Tubifex templetoni Southern, 1909: 140, Pl. VIII, fig. 6a-e; Friend, 1912: 292; Lastockin, 1927: 67; Brinkhurst, 1962: 326, fig. 1n; 1963: 23; 1965: 124, fig. 2e-g; Cekanovskaya, 1962: 275; Hrabě, 1962: 308; Kennedy, 1964: 228.Tubifex templetoni var typical Brinkhurst, 1963: 37, fig. 9d.Tubifex templetoni var walshi Brinkhurst, 1963: 42, fig. 9c; 1966: 736, fig. 1j-1.Ilyodrilus temletoni (Southern). Hrabě, 1966: 61, figs. 9-20.
[Fig. 4.] Ilyodrilus templetoni (Southern, 1909). A, Ventral chaeta II; B, Ventral chaeta III; C, Ventral chaeta V; D, Reproductive organs (a, vasa deferentia; b, prostate; c, penial sheath; d, atrium); E, Head plate of penial sheaths. Scale bars: A-C, E=1 μm, D=5 μm.
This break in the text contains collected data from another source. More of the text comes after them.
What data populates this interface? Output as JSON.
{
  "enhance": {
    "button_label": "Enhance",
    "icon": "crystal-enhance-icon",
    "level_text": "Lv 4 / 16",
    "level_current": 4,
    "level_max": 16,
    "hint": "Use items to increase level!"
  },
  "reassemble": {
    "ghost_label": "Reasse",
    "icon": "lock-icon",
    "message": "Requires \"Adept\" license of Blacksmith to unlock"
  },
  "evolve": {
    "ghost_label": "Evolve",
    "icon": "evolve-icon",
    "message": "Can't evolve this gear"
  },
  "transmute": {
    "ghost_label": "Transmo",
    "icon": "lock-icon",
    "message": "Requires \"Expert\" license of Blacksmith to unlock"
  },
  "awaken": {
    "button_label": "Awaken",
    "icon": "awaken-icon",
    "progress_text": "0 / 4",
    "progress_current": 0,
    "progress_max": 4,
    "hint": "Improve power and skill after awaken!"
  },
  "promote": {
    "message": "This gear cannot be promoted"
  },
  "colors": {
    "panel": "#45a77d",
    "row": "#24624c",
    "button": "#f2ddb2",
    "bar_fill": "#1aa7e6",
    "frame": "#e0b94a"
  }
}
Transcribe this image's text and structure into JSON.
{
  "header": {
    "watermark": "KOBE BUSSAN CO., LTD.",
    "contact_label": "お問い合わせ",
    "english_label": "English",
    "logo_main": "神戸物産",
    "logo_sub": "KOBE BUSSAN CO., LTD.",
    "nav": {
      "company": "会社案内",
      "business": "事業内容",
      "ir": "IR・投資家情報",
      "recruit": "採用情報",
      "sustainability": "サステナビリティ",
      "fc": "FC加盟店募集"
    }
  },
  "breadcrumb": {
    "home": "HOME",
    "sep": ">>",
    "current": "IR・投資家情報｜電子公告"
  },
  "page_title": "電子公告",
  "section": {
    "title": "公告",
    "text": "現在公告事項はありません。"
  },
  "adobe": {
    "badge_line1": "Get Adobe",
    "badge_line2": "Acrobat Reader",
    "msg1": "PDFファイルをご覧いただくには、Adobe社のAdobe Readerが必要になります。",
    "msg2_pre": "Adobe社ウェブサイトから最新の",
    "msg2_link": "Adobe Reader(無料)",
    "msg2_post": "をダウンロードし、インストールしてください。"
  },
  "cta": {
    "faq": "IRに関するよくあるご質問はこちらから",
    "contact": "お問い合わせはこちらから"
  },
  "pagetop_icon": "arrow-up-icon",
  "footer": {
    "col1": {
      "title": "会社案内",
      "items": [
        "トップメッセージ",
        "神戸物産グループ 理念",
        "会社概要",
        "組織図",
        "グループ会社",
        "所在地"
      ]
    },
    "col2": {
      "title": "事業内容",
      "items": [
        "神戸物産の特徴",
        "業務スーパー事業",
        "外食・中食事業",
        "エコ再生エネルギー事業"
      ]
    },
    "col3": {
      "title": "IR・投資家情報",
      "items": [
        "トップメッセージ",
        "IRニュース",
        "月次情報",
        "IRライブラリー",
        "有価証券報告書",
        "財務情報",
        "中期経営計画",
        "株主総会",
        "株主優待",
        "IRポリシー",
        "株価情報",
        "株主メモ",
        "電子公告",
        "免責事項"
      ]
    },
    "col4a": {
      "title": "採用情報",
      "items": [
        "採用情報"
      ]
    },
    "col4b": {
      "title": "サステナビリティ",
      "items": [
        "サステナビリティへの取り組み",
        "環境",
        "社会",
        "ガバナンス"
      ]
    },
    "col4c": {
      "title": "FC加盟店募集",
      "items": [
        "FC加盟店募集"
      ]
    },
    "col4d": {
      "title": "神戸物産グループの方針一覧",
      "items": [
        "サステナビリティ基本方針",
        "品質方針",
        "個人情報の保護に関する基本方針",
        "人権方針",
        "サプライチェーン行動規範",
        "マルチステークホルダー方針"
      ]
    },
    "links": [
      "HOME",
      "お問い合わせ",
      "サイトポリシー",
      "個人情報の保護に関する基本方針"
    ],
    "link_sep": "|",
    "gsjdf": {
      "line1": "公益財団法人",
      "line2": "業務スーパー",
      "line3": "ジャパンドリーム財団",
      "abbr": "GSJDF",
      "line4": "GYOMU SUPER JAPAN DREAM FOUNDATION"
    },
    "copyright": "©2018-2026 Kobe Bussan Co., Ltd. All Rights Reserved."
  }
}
Ventral chaetae with the upper tooth slightly longer and thinner than the recurved lower tooth with no intermediate tooth, 2−5 per bundle (Fig. 4A−C). Vasa deferentia as long as the atrium. Chitinous penial sheath long, conical in their expanded proximal end in X, disto-lateral opening (Fig. 4D, E). Penial chaetae absent, no spermatozeugmata.